1: out={F}, in={G,B} 2: out={G,F}, in={I,B} 3: out={I,G,F}, in={H,B} 4: out={H,I,G,F}, in={B} 5: out={B,H,I,G,F}, in={D,A} 6: out={D,B,H,I,G,F}, in={E,C,A} 7: out={E,D,B,H,I,G,F}, in={C,A} 8: out={C,E,D,B,H,I,G,F}, in={A} 9: out={A,C,E,D,B,H,I,G,F}, in={}

### In-order,

void inOrderIterative(Node n) { Stack<Node> s = new new Stack<Node>(); s.push(n); while (!s.empty()) { while (n.left != null) { n = n.left; s.push(n); } n = s.pop(); n.visit(); if (n.right != null) { s.push(n.right); } } }

Each line of the example shows the stack at the beginning of the iteration, the set of visited nodes so far after the iteration, and the stack at the end of the iteration.

1: s={A,B,F}, v={A}, s={B,F} 2: s={B,F}, v={A,B}, s={D,F} 3: s={C,D,F}, v={A,B,C}, s={D,F} 4: s={D,F}, v={A,B,C,D}, s={E,F} 5: s={E,F}, v={A,B,C,D,E}, s={F} 6: s={F}, v={A,B,C,D,E,F}, s={G} 7: s={G}, v={A,B,C,D,E,F,G}, s={I} 8: s={H,I}, v={A,B,C,D,E,F,G,H}, s={I} 9: s={I}, v={A,B,C,D,E,F,G,H,I}, s={}

Hi Jeffrey,well done! I was trying to find similar algorithms and I luckily got on your website.
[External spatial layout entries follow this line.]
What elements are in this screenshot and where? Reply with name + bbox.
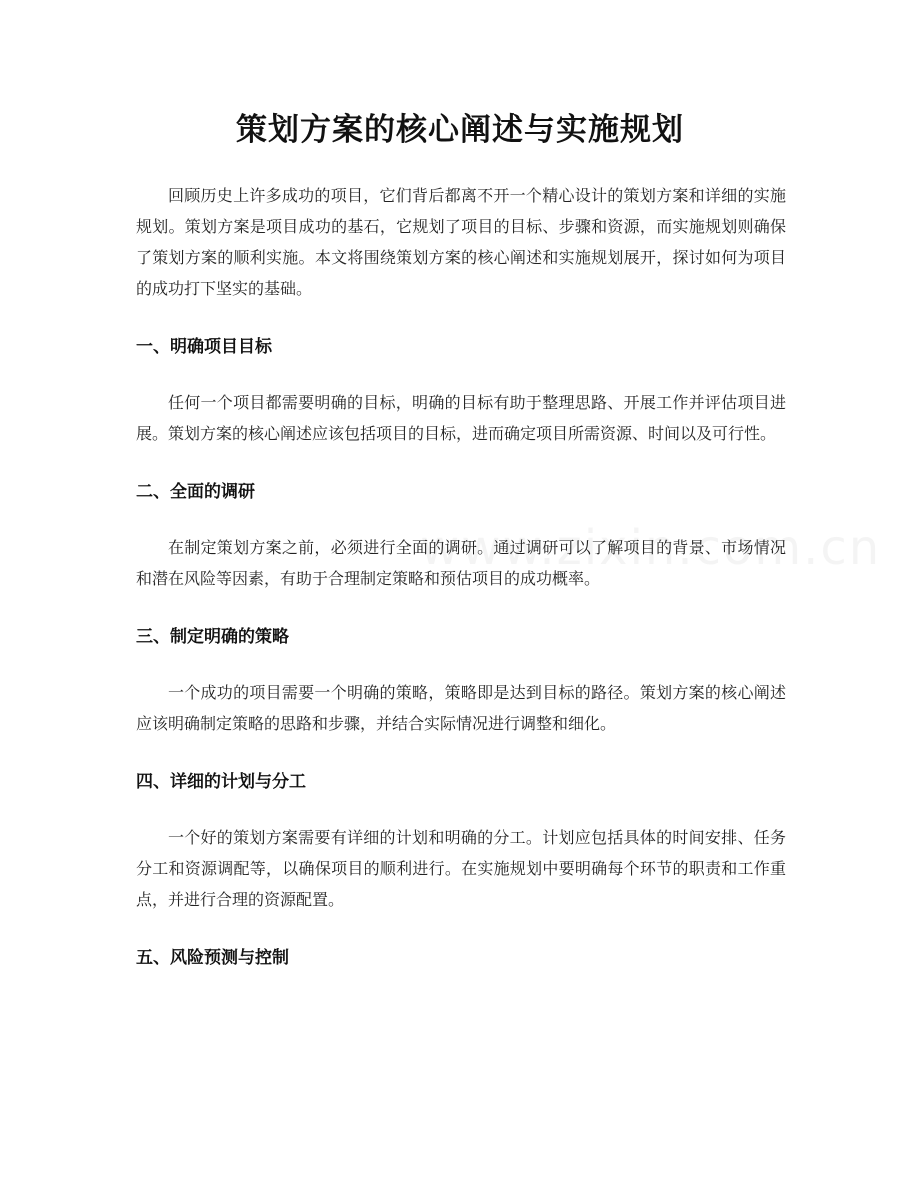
section-heading-1: 一、明确项目目标 [136, 337, 272, 357]
document-body [136, 180, 786, 973]
section-heading-5: 五、风险预测与控制 [136, 948, 289, 968]
section-heading-4: 四、详细的计划与分工 [136, 772, 306, 792]
section-heading-2: 二、全面的调研 [136, 482, 255, 502]
section-heading-3: 三、制定明确的策略 [136, 627, 289, 647]
section-body-3: 一个成功的项目需要一个明确的策略，策略即是达到目标的路径。策划方案的核心阐述应该明确制定策略的思路和步骤，并结合实际情况进行调整和细化。 [136, 683, 786, 733]
section-body-4: 一个好的策划方案需要有详细的计划和明确的分工。计划应包括具体的时间安排、任务分工和资源调配等，以确保项目的顺利进行。在实施规划中要明确每个环节的职责和工作重点，并进行合理的资源配置。 [136, 828, 786, 909]
section-body-1: 任何一个项目都需要明确的目标，明确的目标有助于整理思路、开展工作并评估项目进展。策划方案的核心阐述应该包括项目的目标，进而确定项目所需资源、时间以及可行性。 [136, 393, 786, 443]
document-title: 策划方案的核心阐述与实施规划 [236, 112, 684, 148]
intro-paragraph: 回顾历史上许多成功的项目，它们背后都离不开一个精心设计的策划方案和详细的实施规划。策划方案是项目成功的基石，它规划了项目的目标、步骤和资源，而实施规划则确保了策划方案的顺利实施。本文将围绕策划方案的核心阐述和实施规划展开，探讨如何为项目的成功打下坚实的基础。 [136, 186, 786, 298]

I am studying for an exam and I really needed some help, so thank you!

Just a quick question (I hope you could answer me), in the last algorithm (in-order), in line 06 (while (n.left != null)), I suppose that we are missing a further control? I mean, if n hasn’t elements on its right, n stays the same and (if the previous Ns didn’t have right elements as well) we end up doing the second while (line 06, again) for another time. I guess this issue is present only when elements do not have children in the right. (for example 3 linked elements without children on the right).

Do you agree? or…maybe it’s just too late here…

Let me know, any help will be really appreciated!

Thank you

Simone

In the preorder algo, the output for input : 10 4 2 7 12 11 14 13

is 10 4 2 7 12 11 14 13

but its givin 10 12 14 13 11 4 7 2

private static void IterativePreOrderTraversal(node root)

{

if(root == null) return;

Stack s = new Stack();

s.Push(root);

while (s.Count!=0)

{

node cur = s.Pop();

Console.Write(” right before current left i guess..

please correct me if i ‘m wrong

thank you very much for the non recursive algorithm of the post order tree traversal. Impressive and very much helpful… 🙂 🙂

The inorder code is wrong! Unfortunately Google doesn’t know that and rank this blog post high.

Yes. Inorder code is wrong. In the if block checking whether right node is null or not, the node needs to be updated.

n = n.right;

I think this should work.

I think the problem goes beyond that. Even if we were to make this right node update, there’s still a problem with the left nodes traversal.

Since we do not keep track of visited nodes explicitly, the left child traversal block will keep traversing the same next child over and over again.

Stone, you are right. The inorder Traversal could be stuck in an infinite loop in some cases, printing the leftmost node and and its parent one after the other forever.